After the election, nobody tried to claim that Falcon had won. He received roughly 2 million votes while 6 million went to Maduro. Falcon and his campaign were just written out of the story. Falcon was written out the way a minor fictional character is sometimes taken out of a TV show, the writers just continue as if the character had never been in the story at all.
Another justification was that the economic situation was so bad that it simply strained credulity to think that Maduro could have retained any significant popular support.
In 2015 legislative elections, the state of the economy caused Chavismo to lose control of the National Assembly. And even before that, in 2013 when Maduro was first elected after Hugo Chavez passed away, Henrique Capriles came close to winning (in part) because of economic problems that were already eroding support for Chavismo. There were other factors that made Capriles do surprisingly well, but the economy was part of it. So by 2018 the Venezuelan economy was in vastly worse shape. How could Maduro have any support left, never mind enough to win?
What the western media ignored was how the opposition, after winning control of the National Assembly, went out of their way to make the situation worse. Two prominent opposition politicians who led the National assembly after 2015 (Julio Borges and Henry Ramos ) both openly boasted about efforts they made to scare foreigners away from doing business with Venezuela. Then in 2017, Trump drastically escalated US sanctions and even began to make military threats against Venezuela.

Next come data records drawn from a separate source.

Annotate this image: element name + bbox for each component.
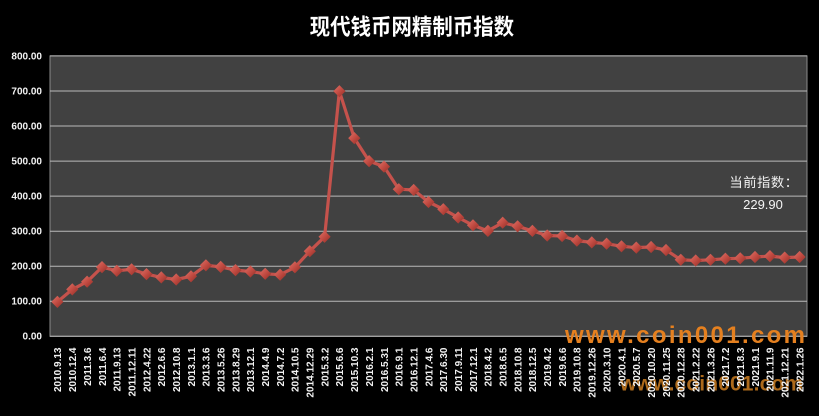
svg-text:229.90: 229.90: [743, 197, 783, 212]
svg-text:2011.9.13: 2011.9.13: [113, 347, 124, 391]
svg-text:www.coin001.com: www.coin001.com: [619, 372, 803, 395]
svg-text:2020.3.10: 2020.3.10: [602, 347, 613, 392]
svg-text:2016.9.1: 2016.9.1: [395, 347, 406, 386]
svg-text:2015.6.6: 2015.6.6: [335, 347, 346, 386]
svg-text:2014.4.9: 2014.4.9: [261, 347, 272, 386]
svg-text:2013.8.29: 2013.8.29: [231, 347, 242, 392]
svg-text:2020.12.28: 2020.12.28: [677, 347, 688, 397]
svg-text:300.00: 300.00: [11, 227, 42, 238]
svg-text:2010.12.4: 2010.12.4: [68, 347, 79, 392]
svg-text:2021.8.3: 2021.8.3: [736, 347, 747, 386]
svg-text:2015.3.2: 2015.3.2: [320, 347, 331, 386]
svg-text:2011.6.4: 2011.6.4: [98, 347, 109, 386]
svg-text:2013.12.1: 2013.12.1: [246, 347, 257, 392]
svg-text:2018.6.5: 2018.6.5: [499, 347, 510, 386]
svg-text:400.00: 400.00: [11, 192, 42, 203]
svg-text:www.coin001.com: www.coin001.com: [564, 322, 805, 349]
svg-text:2017.12.1: 2017.12.1: [469, 347, 480, 392]
svg-text:2021.12.21: 2021.12.21: [781, 347, 792, 397]
svg-text:2014.12.29: 2014.12.29: [306, 347, 317, 397]
svg-text:0.00: 0.00: [23, 332, 43, 343]
svg-text:2021.11.9: 2021.11.9: [766, 347, 777, 391]
svg-text:2012.10.8: 2012.10.8: [172, 347, 183, 392]
svg-text:2018.4.2: 2018.4.2: [484, 347, 495, 386]
svg-text:2019.10.8: 2019.10.8: [573, 347, 584, 392]
svg-text:2021.2.22: 2021.2.22: [692, 347, 703, 392]
svg-text:2013.5.26: 2013.5.26: [217, 347, 228, 392]
svg-text:2015.10.3: 2015.10.3: [350, 347, 361, 392]
svg-text:2020.5.7: 2020.5.7: [632, 347, 643, 386]
svg-text:2011.12.11: 2011.12.11: [127, 347, 138, 396]
svg-text:2016.2.1: 2016.2.1: [365, 347, 376, 386]
svg-text:2011.3.6: 2011.3.6: [83, 347, 94, 386]
svg-text:2021.9.1: 2021.9.1: [751, 347, 762, 386]
svg-text:2022.1.26: 2022.1.26: [795, 347, 806, 392]
svg-text:2017.4.6: 2017.4.6: [424, 347, 435, 386]
svg-text:800.00: 800.00: [11, 51, 42, 62]
svg-text:2019.12.26: 2019.12.26: [588, 347, 599, 397]
svg-text:2013.1.1: 2013.1.1: [187, 347, 198, 386]
svg-text:200.00: 200.00: [11, 262, 42, 273]
svg-text:2021.3.26: 2021.3.26: [706, 347, 717, 392]
svg-text:2021.7.2: 2021.7.2: [721, 347, 732, 386]
svg-text:2020.4.1: 2020.4.1: [617, 347, 628, 386]
svg-text:2017.9.11: 2017.9.11: [454, 347, 465, 391]
svg-text:2010.9.13: 2010.9.13: [53, 347, 64, 392]
svg-text:700.00: 700.00: [11, 86, 42, 97]
svg-text:100.00: 100.00: [11, 297, 42, 308]
svg-text:2019.4.2: 2019.4.2: [543, 347, 554, 386]
svg-text:2014.7.2: 2014.7.2: [276, 347, 287, 386]
svg-text:500.00: 500.00: [11, 157, 42, 168]
svg-text:2019.6.6: 2019.6.6: [558, 347, 569, 386]
svg-text:2020.11.25: 2020.11.25: [662, 347, 673, 397]
svg-text:2014.10.5: 2014.10.5: [291, 347, 302, 392]
svg-text:2016.12.1: 2016.12.1: [410, 347, 421, 392]
svg-text:2012.4.22: 2012.4.22: [142, 347, 153, 392]
svg-text:2012.6.6: 2012.6.6: [157, 347, 168, 386]
svg-text:2018.12.5: 2018.12.5: [528, 347, 539, 392]
svg-text:2016.5.31: 2016.5.31: [380, 347, 391, 392]
svg-text:2018.10.8: 2018.10.8: [513, 347, 524, 392]
svg-text:2013.3.6: 2013.3.6: [202, 347, 213, 386]
svg-text:600.00: 600.00: [11, 121, 42, 132]
svg-text:2020.10.20: 2020.10.20: [647, 347, 658, 397]
svg-text:2017.6.30: 2017.6.30: [439, 347, 450, 392]
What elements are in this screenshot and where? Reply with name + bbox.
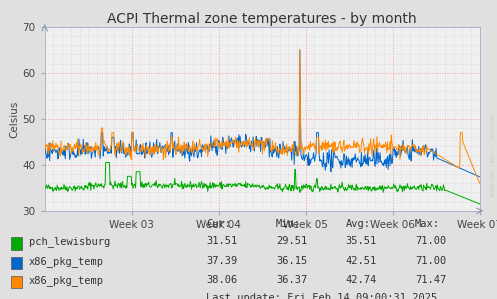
Text: x86_pkg_temp: x86_pkg_temp [29, 275, 104, 286]
Text: Cur:: Cur: [206, 219, 231, 229]
Text: 71.00: 71.00 [415, 236, 446, 246]
Text: 35.51: 35.51 [345, 236, 377, 246]
Text: 71.00: 71.00 [415, 256, 446, 266]
Title: ACPI Thermal zone temperatures - by month: ACPI Thermal zone temperatures - by mont… [107, 12, 417, 26]
Text: Max:: Max: [415, 219, 440, 229]
Text: 42.74: 42.74 [345, 275, 377, 285]
Text: Avg:: Avg: [345, 219, 370, 229]
Text: pch_lewisburg: pch_lewisburg [29, 236, 110, 247]
Text: 36.37: 36.37 [276, 275, 307, 285]
Bar [11, 276, 22, 289]
Text: x86_pkg_temp: x86_pkg_temp [29, 256, 104, 267]
Text: RRDTOOL / TOBI OETIKER: RRDTOOL / TOBI OETIKER [489, 114, 494, 196]
Text: Min:: Min: [276, 219, 301, 229]
Text: 71.47: 71.47 [415, 275, 446, 285]
Text: Last update: Fri Feb 14 09:00:31 2025: Last update: Fri Feb 14 09:00:31 2025 [206, 293, 437, 299]
Text: 42.51: 42.51 [345, 256, 377, 266]
Text: 38.06: 38.06 [206, 275, 238, 285]
Text: 29.51: 29.51 [276, 236, 307, 246]
Text: 37.39: 37.39 [206, 256, 238, 266]
Text: 31.51: 31.51 [206, 236, 238, 246]
Bar [11, 237, 22, 250]
Bar [11, 257, 22, 269]
Y-axis label: Celsius: Celsius [10, 100, 20, 138]
Text: 36.15: 36.15 [276, 256, 307, 266]
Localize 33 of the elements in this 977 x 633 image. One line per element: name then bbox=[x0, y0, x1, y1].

Western media simply ignored how all of that would not only increase the number of people who would vote for Maduro but also intensify the support of his base as it rallied against obvious foreign sabotage of the economy.
Another huge thing the western media ignored in its analysis of the 2018 presidential election was the result of the governor elections of October, 2017. These elections took place only seven months before Maduro’s election victory. Datanalisis and other pollsters that the western media relied on predicted a sweeping victory for the opposition. The exact opposite happened. Chavismo swept those elections. And turnout was not low. At 61%, it would be a high turnout for a US presidential election. Maduro’s allies received 6 million votes nationwide, the total that Maduro received months later, and even Francisco Rodriguez (a Maduro opponent who would go on to be a key advisor to Henri Falcon) said that fraud could not explain the results. The explanation, according to him, was basically that the opposition supported Trump’s sanctions.
The 6 million votes Maduro received in 2018 correspond to about 30% of the electorate. A Pew Research poll, a very western Establishment source, conducted several months after the presidential election found that 33 percent of Venezuelans “trust the national government to do what is right for Venezuela”. There was no excuse for the western media to cast doubt on Maduro’s victory or the number of votes he received.
Another thing the western media lacked in its analysis of Maduro’s victory in 2018 was self-awareness about elections in countries like the USA, Canada and the UK, where election winners often receive the votes of about 30% of the electorate like Maduro did. And sometimes winners in western countries have received less than that. Barack Obama received 31 percent in 2008 and only 28 percent in 2012. Donald Trump received 26
percent in 2016, and didn’t even win the popular vote.
I’ll leave it there and just stress again that western propaganda doesn’t rely on facts or logic. It relies on repetition and intimidation. Don’t play along with it.